「いいか、俺はIが嫌いなんだ」
M氏は鼻の穴から煙を吹き出した。ほんのりと香莢蘭が匂うリトルシガーの先端から、灰が、ぽとり、と落ちる。
差し向かいで茶を喫していた細君が、丸い顔に苦笑いを浮かべた。
嫁いでからこの方、この話を何度聞かされたか知れない。言っている当人も何度話したか忘れているであろう。
それでも語らずには居られないのだ。
殊更、今日のこの時ばかりは。
M氏は、田舎の、ある役所の役人だったが、若い頃は漫画描きになることを夢見ていた。
その時分には、年に何度か東京へ出ては、同人の仲間と語り合ったり、出版社に足を運んだりしている。
その日も、東京からの帰途であって、まだこの辺りに新幹線の通っていない頃であったから、特急に揺られていた。
三時間ほどの旅路である。M氏はその間に、二名の仲間たちと、次に出す同人誌の内容を打ち合わせようと考えた。

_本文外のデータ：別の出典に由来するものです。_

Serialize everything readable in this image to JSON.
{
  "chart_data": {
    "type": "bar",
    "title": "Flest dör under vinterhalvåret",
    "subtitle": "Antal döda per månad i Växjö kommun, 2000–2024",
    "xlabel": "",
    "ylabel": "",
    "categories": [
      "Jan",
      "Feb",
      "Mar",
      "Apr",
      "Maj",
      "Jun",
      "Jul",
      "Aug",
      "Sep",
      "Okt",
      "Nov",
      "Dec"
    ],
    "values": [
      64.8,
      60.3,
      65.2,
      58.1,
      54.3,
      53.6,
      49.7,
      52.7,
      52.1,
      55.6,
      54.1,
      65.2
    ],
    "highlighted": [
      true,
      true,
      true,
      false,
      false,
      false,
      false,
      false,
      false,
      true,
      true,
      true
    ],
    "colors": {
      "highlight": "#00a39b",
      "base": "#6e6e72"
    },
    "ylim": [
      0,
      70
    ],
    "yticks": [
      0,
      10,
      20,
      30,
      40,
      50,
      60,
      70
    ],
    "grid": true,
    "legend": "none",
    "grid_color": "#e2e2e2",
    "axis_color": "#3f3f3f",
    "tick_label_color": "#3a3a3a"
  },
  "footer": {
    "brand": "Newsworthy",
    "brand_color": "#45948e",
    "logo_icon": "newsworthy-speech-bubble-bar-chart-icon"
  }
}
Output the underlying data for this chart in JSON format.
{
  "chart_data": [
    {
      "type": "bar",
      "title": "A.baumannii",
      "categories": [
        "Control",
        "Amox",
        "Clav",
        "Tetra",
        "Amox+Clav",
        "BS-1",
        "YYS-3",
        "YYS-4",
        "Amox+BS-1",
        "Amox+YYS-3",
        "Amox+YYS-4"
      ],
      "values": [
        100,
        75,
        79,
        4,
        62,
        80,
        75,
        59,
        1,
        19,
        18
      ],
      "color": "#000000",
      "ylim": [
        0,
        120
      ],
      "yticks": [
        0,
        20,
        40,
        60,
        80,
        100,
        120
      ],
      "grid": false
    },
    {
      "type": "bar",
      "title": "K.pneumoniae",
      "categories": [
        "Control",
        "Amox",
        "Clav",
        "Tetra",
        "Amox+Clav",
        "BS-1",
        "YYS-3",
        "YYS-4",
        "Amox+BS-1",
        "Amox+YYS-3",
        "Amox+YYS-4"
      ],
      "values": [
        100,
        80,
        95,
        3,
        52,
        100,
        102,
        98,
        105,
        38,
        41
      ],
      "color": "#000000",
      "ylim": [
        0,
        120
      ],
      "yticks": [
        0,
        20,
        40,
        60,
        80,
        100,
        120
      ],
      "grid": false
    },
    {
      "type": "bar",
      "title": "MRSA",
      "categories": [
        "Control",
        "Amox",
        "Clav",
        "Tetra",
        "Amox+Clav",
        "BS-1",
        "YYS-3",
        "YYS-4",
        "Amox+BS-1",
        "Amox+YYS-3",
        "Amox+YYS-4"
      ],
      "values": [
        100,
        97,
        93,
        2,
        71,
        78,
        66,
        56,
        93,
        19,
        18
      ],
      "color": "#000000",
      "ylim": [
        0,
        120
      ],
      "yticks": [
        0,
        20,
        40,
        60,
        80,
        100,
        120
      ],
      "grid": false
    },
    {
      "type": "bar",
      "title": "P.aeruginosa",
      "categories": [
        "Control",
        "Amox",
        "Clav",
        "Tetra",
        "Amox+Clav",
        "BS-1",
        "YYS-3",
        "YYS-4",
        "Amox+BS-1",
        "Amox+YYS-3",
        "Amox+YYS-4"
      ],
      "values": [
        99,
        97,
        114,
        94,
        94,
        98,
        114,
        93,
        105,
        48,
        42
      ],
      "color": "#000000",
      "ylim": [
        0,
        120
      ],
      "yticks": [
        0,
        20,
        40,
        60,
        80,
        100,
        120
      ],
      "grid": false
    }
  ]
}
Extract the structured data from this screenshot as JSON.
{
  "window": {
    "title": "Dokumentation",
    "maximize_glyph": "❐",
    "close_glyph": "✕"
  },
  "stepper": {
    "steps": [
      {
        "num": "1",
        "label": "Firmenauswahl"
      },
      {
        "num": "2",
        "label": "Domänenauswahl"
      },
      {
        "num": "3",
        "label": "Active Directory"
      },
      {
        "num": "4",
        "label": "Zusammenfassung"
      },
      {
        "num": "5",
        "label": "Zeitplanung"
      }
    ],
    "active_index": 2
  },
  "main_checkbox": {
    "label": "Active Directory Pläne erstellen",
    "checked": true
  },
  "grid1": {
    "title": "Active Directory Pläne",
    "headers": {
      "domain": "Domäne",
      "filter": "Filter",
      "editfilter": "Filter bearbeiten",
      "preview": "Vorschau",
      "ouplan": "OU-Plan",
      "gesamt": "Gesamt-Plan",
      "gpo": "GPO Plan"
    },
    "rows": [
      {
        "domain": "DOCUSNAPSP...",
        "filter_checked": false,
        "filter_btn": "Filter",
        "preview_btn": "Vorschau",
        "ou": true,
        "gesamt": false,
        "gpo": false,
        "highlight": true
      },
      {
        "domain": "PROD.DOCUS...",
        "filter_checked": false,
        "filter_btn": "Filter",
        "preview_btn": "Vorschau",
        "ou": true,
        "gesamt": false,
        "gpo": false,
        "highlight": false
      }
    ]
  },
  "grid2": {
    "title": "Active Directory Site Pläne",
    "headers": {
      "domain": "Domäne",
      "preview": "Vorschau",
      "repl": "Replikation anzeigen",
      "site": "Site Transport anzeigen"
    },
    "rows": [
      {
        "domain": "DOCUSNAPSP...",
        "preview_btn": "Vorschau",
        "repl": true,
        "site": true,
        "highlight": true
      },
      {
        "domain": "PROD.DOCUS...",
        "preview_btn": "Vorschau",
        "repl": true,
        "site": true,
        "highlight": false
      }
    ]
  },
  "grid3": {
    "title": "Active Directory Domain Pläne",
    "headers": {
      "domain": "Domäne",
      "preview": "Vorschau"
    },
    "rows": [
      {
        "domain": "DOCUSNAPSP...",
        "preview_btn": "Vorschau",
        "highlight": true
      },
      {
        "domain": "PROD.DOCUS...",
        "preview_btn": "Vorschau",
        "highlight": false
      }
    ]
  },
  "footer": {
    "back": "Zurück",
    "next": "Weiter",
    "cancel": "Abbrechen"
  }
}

切符代を惜しんで、自由席の四人掛けに、大きな体を押し込んでいた三人の男共は、残り一つの空席に、如何にも品の良さそうな老婦人が、樟脳が微かに匂う礼服を着て、ちんまりと座ったものだから、その場で「会合」をする気にならなかった。
そこで連れ立って、ラウンジへ向かった。
このラウンジは自由席車両の半分を区切ったものであって、通常の四人掛けの椅子は取り払われ、三人掛けのソファ席と、パイプの背もたれの付いた丸椅子が、車窓を眺めるに良いように並べられている。
無論、これらの椅子は床に固定されており、動かすことは出来ない。
窓枠下から天版が突き出るような恰好でテーブルが付いてい、客は好きな席に座って、思い思いに弁当を広げたり、茶を喫したりしている。
つまり、自由席なのである。乗客であれば、誰が利用しても構わない。
そういった訳であるから、ラウンジは大抵混んでいる。
その日もそうであった。ソファ席は満席であって、丸椅子の方も二つばかりを除いて埋まっている。
「おい、あそこに行こう」
M氏が一人の友人の袖を引くと、
「いや待て、あそこはダメだ」
彼は空いた丸椅子の隣の席を指した。
まだ禁煙だの分煙だのということがやかましくなかった時代で、ラウンジカーの空気は紫煙に霞んでいる。
その霞の向こうに、小柄な年寄りが一人座っている。
年寄りは、大変に目立っていた。
着流しに細めの帯、白足袋に下駄履きという出で立ちで、足を通路側に放り出すようにして、半身をテーブルに向けている。
その古体な身なりも、確かに目立つ代物であったが、それ以上にこの老人に近づきがたい心持ちにさせる物があった。
斜に向かったテーブルの上に、白い紙らしきものが、十数枚も打ち広げられていたのである。
紙は、その表面に升目を切ったような印刷がなされていた。紙束が年寄りの手元に重なり置かれているのだが、これは、綺麗に角を揃えてある訳ではない。乱れ崩されて、手の下から押し出されるように、いや、逃れるようにして広がり、丸椅子三つ分のテーブルを覆い尽くしていた。
年寄りの手には万年筆が握られている。
これを見れば、この年寄りがどうやら物書きであるらしいことは、誰にでも判ろうものである。
年寄りは、瓶底のようなレンズの入った眼鏡の奥から、真っ白な紙を睨み付けたかと思うと、白髪頭を上げて天を仰いだり、窓の外を見たり。ようやっと頭を下げて紙を睨み付け、何文字かを紙にを書き付けて、甘藷じみた匂いの両切り煙草をシガレットホルダーに突き刺して吹かし、また頭を上げた。
その益体もない動作を、際限なく繰り返している。